A series of video clips preceded Billy Crystal to the stage at Saturday night’s Power of Love gala at MGM Grand Garden. Sylvester Stallone and Rob Gronkowski were among those sending in messages.
Crystal took the stage and said, “You mean, I could have just sent a video?”
Crystal opened with some quick jabs at Jimmy Kimmel. “This is semi-exciting for me. It’s a venerable ‘Who’s that?’ of entertainment, all here to pay tribute to our good friend, Jimmy Kimmel,” Crystal said. “I’m happy to like to talk briefly about Jimmy, because that’s all the time that it really takes.”
Crystal said Kimmel asked him after hosting the Oscars for the third time, mulling a fourth appearance. “He said, ‘How the hell did you do this nine times?’” Crystal said. “And I said, ‘Very well!’”
The crowd laughed. But Crystal’s personal participation was especially poignant. The comic, actor and filmmaker lost his Pacific Palisades home of 46 years in the Los Angeles wildfires. Kimmel was among the first to contact Crystal as the fires swept through the region.
“He said, ‘Sorry to hear about what happened to you and your family,” Crystal said. He expressed gratitude that Kimmel turned the back lot of the “Jimmy Kimmel Live” Hollywood studio into a donation center. “Those extensions of kindness are what I’m living on now, myself. You can lose these things, and we lost everything. But what you can’t replace … are great friends.”
Kimmel recalled a job in high school, during which Crystal was a companion.

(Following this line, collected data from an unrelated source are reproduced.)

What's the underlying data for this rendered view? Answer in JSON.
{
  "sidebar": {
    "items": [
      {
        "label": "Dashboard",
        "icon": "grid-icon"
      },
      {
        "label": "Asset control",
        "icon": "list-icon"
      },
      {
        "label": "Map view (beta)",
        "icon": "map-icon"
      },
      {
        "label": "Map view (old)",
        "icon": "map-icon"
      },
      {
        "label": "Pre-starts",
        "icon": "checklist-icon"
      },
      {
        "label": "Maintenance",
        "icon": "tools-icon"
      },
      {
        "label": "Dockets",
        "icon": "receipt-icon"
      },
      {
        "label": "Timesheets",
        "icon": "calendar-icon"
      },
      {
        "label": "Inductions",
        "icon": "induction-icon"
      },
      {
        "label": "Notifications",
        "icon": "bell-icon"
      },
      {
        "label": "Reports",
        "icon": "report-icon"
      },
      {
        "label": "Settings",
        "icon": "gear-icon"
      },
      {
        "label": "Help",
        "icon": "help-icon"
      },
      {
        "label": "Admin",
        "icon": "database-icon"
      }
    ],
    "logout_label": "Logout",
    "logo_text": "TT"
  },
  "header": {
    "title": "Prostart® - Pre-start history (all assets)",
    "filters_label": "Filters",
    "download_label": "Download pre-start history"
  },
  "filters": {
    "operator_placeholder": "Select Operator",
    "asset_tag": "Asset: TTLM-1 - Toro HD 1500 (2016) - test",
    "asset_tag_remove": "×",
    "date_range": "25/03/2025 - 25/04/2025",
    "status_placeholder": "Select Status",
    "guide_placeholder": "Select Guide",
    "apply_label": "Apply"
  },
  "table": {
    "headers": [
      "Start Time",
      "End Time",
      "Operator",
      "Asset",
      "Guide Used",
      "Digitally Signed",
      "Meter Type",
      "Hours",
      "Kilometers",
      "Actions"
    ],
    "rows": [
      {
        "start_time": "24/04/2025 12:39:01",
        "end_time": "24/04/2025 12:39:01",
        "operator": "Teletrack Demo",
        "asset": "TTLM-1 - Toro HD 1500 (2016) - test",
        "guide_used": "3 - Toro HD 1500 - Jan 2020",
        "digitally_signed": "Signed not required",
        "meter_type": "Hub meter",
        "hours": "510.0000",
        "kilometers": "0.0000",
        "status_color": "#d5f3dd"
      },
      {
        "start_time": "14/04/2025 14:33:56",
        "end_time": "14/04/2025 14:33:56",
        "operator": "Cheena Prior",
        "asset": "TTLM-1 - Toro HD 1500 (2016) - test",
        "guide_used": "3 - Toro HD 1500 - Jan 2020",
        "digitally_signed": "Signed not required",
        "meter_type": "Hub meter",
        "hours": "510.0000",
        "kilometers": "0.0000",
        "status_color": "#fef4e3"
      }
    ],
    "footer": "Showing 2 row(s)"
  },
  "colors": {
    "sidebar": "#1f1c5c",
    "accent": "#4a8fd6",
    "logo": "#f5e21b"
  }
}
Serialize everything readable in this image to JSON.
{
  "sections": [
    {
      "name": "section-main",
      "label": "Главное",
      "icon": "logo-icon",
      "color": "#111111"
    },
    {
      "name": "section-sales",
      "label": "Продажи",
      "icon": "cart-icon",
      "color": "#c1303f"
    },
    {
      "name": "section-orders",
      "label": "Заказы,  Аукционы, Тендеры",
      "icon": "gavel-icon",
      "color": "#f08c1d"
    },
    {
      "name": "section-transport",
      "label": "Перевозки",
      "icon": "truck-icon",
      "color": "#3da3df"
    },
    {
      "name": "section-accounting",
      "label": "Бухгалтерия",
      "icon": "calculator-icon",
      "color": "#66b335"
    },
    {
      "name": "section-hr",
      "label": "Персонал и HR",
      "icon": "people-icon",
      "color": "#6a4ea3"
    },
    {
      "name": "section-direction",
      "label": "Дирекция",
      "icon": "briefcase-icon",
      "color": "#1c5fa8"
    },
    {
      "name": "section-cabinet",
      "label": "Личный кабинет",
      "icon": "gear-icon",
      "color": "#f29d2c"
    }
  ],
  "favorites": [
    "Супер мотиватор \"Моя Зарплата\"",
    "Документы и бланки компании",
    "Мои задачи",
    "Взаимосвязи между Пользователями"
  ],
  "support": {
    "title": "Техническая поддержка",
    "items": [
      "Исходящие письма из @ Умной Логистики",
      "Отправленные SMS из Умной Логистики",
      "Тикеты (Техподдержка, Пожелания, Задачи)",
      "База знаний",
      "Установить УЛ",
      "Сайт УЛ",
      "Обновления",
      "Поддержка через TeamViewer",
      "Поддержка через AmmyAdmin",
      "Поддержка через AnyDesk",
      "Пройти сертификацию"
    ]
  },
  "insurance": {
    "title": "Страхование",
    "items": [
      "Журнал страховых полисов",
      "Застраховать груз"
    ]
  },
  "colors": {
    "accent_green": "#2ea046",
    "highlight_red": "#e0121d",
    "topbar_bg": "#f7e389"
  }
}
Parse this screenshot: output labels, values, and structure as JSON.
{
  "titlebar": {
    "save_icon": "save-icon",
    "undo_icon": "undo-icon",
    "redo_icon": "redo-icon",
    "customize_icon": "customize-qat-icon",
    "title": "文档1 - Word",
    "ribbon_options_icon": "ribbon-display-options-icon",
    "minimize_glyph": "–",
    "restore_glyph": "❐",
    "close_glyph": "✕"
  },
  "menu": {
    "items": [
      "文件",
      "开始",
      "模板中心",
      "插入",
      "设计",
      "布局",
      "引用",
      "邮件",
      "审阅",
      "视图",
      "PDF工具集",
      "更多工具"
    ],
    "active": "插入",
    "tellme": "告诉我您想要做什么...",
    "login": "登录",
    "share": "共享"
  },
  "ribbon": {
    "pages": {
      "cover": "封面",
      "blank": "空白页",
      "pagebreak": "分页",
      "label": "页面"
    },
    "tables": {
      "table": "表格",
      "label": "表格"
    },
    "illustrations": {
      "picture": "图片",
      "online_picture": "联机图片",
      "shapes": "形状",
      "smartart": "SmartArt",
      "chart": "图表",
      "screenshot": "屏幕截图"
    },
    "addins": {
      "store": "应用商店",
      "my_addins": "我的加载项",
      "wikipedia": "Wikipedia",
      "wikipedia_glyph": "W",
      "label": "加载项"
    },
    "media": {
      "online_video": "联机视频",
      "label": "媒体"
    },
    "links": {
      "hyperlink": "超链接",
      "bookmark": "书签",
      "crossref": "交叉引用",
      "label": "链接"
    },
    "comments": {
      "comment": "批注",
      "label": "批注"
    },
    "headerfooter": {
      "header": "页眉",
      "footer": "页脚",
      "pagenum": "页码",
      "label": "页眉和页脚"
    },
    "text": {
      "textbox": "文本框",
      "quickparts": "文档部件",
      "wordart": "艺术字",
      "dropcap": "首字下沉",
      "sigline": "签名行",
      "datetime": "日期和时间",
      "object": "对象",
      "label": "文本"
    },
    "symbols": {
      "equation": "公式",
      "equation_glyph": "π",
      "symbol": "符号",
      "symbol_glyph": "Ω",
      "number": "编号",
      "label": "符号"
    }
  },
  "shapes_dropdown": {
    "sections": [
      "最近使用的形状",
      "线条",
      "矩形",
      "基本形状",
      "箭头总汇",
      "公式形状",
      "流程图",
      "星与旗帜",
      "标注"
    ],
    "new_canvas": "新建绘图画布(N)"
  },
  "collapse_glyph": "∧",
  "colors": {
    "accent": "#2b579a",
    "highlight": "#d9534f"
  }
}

“When I was at Clark High School, I delivered pizza,” Kimmel said. “One of the cassettes tapes I listened to when I was driving around, delivering pizza, was a Billy Crystal comedy album. I listened to it like 150 times. And if you’d told me that Billy Crystal would fly here three weeks after his house burned down to honor me, I wouldn’t have been able to wrap my head around it.”
Father Bill on the bill
A bald individual who addresses large crowds drew a lot of laughs, and it wasn’t Jeff Ross.
Father Bill Kenny, Kimmel’s priest since his childhood at Christ The King Catholic Church, appeared alongside Jason Bateman. The “Ozark” and “Curb Your Enthusiasm” co-star was the set-up man as Father Bill spun some Kimmel yarns. “Father Bill, you’ve known Jimmy since he was 9 years old. What kind of stunts would he pull?’
“Unfortunately, I have known Jimmy since he was 9 years old,” Kenny started. “Whenever we went to a restaurant, for lunch or dinner, it was always my birthday. He would tell the waitstaff, ‘It’s his birthday,’ and I had 20 birthdays a year.”
Kimmel ordered BLTs, but disassembled the order. “He’d order, ‘Instead of bacon, can I have a slice of ham?’ The waitress crosses off bacon. “I really don’t like tomatoes. Can you pull the tomato out of there?’ So she crosses off tomato. “And instead of lettuce, can I have some cheese?’ So now you have a ham-and-cheese sandwich, and the waitress was just stupefied.”
Later in the night, as Earth Wind & Fire closed with “September,” Father Bill posed for a selfie with bassist Verdine White, Anthony Anderson and Ross. I don’t know whose phone that was but we need to find and post that shot.
Viva Guillermo
Kimmel’s sidekick Guillermo Rodriguez revised the Elvis jumpsuit he wore during “Jimmy Kimmel Live” tapings at Planet Hollywood in 2019.
“I love you tender, congratulations, and Viva Las Vegas!” Guillermo called out.
Kimmel said, “If you smelled Guillermo’s breath, you’d know he’s halftime to Tequilatown.”
Best of Ross
Kimmel said the event felt like attending his own funeral. “And speaking of dying onstage, let’s hear it for Jeff Ross!” Delivering comedy to a large crowd of gala attendees is a challenge. Pointing out the attire of one attendee near the stage, “I’ve never seen a cougar dressed like a leopard before.”
Ross got landed some shots, including one at his own expense. “I look like Vin Diesel if he were neither fast nor furious.” Bringing up Kimmel’s penchant for crying on his show, “Jimmy cries so much, they dropped him into the Palisades.”
Ross said Cleveland Clinic Lou Ruvo Center for Brain Health co-founders Larry and Camille Ruvo made the right call to hold a major fundraiser in Las Vegas. “Larry, I love your strategy. ‘Lemme put a bunch of Hollywood stars on a private jet to Vegas. There’s no (expletive) way I’m going to Cleveland.”